ベトナム視察は3日目になった。昨日は、ハノイ郊外にある工業団地を視察した。この団地には約100社入っているが、9割は日系企業である。蛍という日本食レストランでお弁当が出た。まるで日本だ。セットできている。
キヤノン、ソニー、TOTO、ヤマハなど、名だたる大手メーカーに伍して、サクラ工業(浜松市)のような部品メーカーもベトナムに進出してきている。
サクラ工業は、中堅のマフラー専業メーカーである。90年代後半から2000年代初頭にかけて、ベトナムとインドネシアでは、二輪車市場が急成長しはじめた。当初は、日本から完成車を輸出していたが、親会社のヤマハモーターが現地生産を開始。サクラ工業も一緒にハノイに進出した。
この会社は、台湾、ベトナム企業との合弁である。従業員は500人。日本人駐在は4人である。現地人100人に日本人ひとりが基準のようだ。20倍の賃金格差だから。
サクラ工業のような部品メーカーが、浜松近辺からハノイの工業団地に進出して来ている。ヤマハモーターが、工業団地内の部品メーカーのバーツを、1時間置きに取りにまわる。うまくできたピックアップの仕組みである。地域内のJITシステムである。
日本企業がセットで進出しているのは、ジャカルタ郊外でも似たような状況らしい。国内の販売が下降線を描いているなかで、モノづくりのために日本を離れて、東南ジアの国々に技術を移転している。その現場を見ている。
本体のヤマハモーターは、ベトナムに3つの工場を持つ。ベトナムでは、年間約300万台強のバイクが売れている(保有2千万台、人口8千万人)。本田がトップで200万台。ヤマハは100万台で2着である。やや離れた二番手メーカーではあるが高品質でイメージの良い市場をつかんでいる。
町を走っていても、バイクだらけだ。地下鉄も路面電車も走っていない。バスも機能していないから、バイクが唯一の輸送手段になる。
ホンダが圧倒的なプレゼンスを誇る。二輪車のことを、ベトナムやベトナムでは、「ホンダ」と呼んでいるらしい。ホンダの強みは、価格と積極的なモデルチェンジと新しいモデルの頻繁な投入である。
それに対して、ヤマハは、有名女優やスポーツイベントを使っタプロモーションを積極的に展開。ファッショナブルでスポーティーなイメージで人気を博している。若者の間では、独自のポジショニングでプレミアムブランドと見られている、。
系列販売店の数は、500程度で変わらない。ヤマハもホンダも、バイクの価格は、6万円から20万円までが売れ筋だ。年収が12万円だから、その半分を投じないと買えない値段である。クレジットは普及していない。キャッシュだから、親がかりでないと買えない値段である。将来はわからない。たぶん、買い方が変わるだろうなあ。

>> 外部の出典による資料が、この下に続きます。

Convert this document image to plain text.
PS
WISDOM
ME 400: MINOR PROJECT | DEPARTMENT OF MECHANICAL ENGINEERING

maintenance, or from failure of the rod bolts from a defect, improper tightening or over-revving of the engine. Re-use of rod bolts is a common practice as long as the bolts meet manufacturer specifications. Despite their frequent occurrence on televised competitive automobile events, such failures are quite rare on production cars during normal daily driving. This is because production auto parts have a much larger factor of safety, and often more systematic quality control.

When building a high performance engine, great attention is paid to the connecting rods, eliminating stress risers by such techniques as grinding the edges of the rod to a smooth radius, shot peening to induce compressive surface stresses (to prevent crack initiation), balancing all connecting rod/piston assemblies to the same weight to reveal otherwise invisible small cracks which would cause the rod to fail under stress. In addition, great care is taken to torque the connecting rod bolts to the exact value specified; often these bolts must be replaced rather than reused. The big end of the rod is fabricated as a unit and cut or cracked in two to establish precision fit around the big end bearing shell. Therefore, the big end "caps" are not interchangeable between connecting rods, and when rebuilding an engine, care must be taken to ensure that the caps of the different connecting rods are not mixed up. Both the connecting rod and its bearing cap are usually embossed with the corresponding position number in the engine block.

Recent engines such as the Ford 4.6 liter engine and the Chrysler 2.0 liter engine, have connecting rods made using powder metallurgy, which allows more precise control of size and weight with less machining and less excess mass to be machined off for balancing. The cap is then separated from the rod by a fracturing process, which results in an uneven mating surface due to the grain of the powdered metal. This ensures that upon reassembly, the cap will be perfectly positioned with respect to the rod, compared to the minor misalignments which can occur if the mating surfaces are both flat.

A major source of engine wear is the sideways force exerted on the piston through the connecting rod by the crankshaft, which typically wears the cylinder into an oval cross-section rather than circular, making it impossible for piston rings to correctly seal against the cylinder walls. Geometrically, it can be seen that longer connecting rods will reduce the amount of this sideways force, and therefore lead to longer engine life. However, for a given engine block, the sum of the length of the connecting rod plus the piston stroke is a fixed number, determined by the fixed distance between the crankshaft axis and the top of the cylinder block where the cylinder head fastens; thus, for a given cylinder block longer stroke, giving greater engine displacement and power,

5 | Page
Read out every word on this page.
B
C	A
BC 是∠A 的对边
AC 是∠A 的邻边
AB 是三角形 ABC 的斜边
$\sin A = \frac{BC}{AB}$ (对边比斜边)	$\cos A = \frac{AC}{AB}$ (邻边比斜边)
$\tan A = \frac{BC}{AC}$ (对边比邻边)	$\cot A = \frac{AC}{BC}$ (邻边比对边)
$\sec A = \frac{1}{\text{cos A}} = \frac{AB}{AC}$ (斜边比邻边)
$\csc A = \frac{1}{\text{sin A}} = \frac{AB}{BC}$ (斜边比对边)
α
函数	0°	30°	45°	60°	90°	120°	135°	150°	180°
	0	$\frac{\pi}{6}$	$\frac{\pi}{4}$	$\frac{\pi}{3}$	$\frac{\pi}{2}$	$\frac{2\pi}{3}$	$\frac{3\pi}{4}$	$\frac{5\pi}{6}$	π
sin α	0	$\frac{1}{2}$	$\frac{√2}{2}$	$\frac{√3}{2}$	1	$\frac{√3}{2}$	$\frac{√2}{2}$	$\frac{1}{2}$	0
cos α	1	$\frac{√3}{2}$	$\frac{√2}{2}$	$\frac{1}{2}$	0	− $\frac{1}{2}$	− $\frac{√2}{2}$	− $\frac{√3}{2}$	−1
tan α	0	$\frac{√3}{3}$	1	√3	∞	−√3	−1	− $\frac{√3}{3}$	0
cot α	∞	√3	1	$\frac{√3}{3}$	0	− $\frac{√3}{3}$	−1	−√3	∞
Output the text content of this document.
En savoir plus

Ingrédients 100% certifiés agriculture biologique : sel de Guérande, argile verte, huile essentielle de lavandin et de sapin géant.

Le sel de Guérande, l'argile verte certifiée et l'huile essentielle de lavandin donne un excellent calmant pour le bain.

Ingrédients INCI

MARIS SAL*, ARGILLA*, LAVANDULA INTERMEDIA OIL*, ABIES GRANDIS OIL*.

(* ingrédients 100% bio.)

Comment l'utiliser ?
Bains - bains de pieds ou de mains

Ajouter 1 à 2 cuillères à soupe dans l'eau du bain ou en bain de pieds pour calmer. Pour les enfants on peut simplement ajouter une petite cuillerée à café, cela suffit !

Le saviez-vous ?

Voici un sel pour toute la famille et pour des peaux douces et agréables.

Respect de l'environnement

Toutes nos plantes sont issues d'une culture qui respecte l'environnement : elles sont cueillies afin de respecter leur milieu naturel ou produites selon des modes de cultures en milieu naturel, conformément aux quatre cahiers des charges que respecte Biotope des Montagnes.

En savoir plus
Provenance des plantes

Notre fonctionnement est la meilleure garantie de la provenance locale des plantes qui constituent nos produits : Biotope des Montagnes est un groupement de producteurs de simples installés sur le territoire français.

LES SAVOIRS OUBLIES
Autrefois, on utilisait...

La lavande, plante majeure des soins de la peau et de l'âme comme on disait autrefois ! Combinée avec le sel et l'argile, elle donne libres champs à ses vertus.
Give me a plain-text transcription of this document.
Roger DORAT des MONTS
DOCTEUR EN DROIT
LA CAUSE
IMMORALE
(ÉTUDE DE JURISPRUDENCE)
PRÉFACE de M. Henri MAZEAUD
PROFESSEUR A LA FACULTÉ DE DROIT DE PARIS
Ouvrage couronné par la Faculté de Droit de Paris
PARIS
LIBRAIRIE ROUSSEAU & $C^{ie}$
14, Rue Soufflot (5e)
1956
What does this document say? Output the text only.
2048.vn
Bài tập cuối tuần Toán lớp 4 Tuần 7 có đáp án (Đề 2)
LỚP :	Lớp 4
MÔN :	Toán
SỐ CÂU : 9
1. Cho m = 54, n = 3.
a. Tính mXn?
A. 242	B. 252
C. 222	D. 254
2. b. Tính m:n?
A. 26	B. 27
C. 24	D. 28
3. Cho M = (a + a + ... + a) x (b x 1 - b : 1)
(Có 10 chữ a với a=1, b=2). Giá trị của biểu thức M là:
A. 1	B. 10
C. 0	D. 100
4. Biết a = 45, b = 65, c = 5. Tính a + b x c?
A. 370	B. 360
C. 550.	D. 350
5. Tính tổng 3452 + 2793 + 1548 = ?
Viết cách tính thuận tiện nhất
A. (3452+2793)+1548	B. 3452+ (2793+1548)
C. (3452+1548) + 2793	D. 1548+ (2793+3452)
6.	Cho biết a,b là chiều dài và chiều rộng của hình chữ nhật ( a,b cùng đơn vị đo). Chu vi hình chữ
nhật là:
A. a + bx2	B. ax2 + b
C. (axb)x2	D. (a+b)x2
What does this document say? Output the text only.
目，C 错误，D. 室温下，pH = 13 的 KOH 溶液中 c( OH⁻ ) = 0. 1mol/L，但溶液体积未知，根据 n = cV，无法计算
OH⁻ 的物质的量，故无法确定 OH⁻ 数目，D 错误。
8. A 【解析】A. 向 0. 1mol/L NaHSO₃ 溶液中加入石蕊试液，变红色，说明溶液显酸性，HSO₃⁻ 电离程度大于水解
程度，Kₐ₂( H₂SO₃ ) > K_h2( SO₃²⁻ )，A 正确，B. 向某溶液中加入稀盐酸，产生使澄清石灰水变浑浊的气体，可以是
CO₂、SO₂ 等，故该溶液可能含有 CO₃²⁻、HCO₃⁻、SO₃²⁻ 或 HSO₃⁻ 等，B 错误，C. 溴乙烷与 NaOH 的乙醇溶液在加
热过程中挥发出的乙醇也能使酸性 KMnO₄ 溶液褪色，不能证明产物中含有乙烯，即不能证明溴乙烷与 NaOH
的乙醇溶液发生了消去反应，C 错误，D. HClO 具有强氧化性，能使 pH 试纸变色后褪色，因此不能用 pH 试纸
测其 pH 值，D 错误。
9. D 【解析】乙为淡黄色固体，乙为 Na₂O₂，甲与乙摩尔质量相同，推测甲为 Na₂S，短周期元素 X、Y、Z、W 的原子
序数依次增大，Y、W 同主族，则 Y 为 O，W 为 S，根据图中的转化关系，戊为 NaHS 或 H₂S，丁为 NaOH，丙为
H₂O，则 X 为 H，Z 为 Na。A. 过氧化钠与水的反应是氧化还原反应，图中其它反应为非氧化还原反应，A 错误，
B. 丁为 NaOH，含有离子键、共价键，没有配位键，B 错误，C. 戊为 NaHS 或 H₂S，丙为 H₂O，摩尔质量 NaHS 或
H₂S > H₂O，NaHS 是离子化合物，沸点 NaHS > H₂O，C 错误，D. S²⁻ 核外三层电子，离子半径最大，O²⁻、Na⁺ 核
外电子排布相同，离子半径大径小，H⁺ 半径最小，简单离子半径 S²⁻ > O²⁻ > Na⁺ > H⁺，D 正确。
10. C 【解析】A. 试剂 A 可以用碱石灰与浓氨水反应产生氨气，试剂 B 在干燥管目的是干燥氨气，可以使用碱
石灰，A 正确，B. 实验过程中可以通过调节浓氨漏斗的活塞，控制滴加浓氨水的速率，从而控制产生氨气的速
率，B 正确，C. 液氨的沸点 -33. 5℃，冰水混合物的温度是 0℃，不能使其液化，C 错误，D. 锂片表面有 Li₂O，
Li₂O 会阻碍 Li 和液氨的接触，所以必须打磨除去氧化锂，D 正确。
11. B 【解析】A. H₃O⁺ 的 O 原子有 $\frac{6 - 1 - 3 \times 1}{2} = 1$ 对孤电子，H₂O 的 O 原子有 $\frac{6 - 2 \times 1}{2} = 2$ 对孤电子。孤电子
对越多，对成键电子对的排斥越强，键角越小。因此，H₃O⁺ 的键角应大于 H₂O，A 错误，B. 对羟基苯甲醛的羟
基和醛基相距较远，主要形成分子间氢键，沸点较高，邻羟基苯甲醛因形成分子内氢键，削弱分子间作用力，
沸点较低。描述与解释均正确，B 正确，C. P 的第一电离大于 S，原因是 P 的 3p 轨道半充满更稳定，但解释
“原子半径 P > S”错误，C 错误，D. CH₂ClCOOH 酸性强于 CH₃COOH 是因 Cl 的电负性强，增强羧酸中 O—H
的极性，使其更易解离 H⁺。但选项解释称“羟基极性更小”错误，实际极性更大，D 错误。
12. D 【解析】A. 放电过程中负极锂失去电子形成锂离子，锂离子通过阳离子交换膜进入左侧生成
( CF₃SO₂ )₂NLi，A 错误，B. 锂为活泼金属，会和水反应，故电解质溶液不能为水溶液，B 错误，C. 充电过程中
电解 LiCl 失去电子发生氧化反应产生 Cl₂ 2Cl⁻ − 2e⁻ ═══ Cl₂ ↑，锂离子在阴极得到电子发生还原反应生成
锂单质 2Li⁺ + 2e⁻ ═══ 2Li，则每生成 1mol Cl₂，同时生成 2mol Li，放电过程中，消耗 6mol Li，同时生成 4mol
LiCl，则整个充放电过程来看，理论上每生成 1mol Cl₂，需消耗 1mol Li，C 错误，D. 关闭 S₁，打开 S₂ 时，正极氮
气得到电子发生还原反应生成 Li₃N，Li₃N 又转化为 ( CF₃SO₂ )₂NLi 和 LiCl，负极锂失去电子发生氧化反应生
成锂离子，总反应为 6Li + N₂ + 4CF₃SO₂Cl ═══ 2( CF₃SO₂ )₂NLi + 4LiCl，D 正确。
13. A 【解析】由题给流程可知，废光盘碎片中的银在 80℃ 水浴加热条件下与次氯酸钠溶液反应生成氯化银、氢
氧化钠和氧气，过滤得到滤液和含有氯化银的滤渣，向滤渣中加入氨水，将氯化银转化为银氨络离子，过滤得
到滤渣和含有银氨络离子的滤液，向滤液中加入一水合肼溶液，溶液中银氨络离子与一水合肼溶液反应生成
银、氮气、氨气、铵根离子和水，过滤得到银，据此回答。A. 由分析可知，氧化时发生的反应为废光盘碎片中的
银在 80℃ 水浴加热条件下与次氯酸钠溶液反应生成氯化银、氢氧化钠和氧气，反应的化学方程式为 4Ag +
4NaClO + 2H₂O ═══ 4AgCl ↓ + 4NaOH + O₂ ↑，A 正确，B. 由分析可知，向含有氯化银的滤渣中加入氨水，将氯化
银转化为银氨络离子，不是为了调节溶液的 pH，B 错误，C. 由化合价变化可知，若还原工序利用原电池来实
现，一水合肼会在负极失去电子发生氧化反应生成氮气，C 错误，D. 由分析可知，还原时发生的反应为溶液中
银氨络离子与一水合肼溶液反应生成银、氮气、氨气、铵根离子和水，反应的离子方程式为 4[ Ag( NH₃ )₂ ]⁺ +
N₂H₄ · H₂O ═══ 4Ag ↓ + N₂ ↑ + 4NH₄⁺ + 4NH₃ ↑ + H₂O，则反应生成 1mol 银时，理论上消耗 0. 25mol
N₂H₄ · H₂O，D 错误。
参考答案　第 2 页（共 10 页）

ベトナムでは、日系企業が健闘している。親日的な雰囲気がある。しかし、働くとなると別である。給料のわずかな差で転職する。日系企業はき真面目だから、賃金の約2倍と言われる、福利厚生費、4ヶ月産休保証など、きちんと義務を果たす。地元企業は、税金さえまじめに支払わない。ころころ変わる国の制度に苦慮している。
しかし、07年ごろ隆盛を極めた、品質の悪いまがい物の中国産コピー二輪車は駆逐された。品質とアフターサービスの勝利である。まじめに、対応してきた日本メーカーの寡占支配は揺らいではいない。消費者の便利さや生活提案を寡黙に実現することだ。
結局、ベトナムで日本メーカーが戦っているのは、競合や制度に見えるが、対象は豊かになりつつあるベトナム消費者である。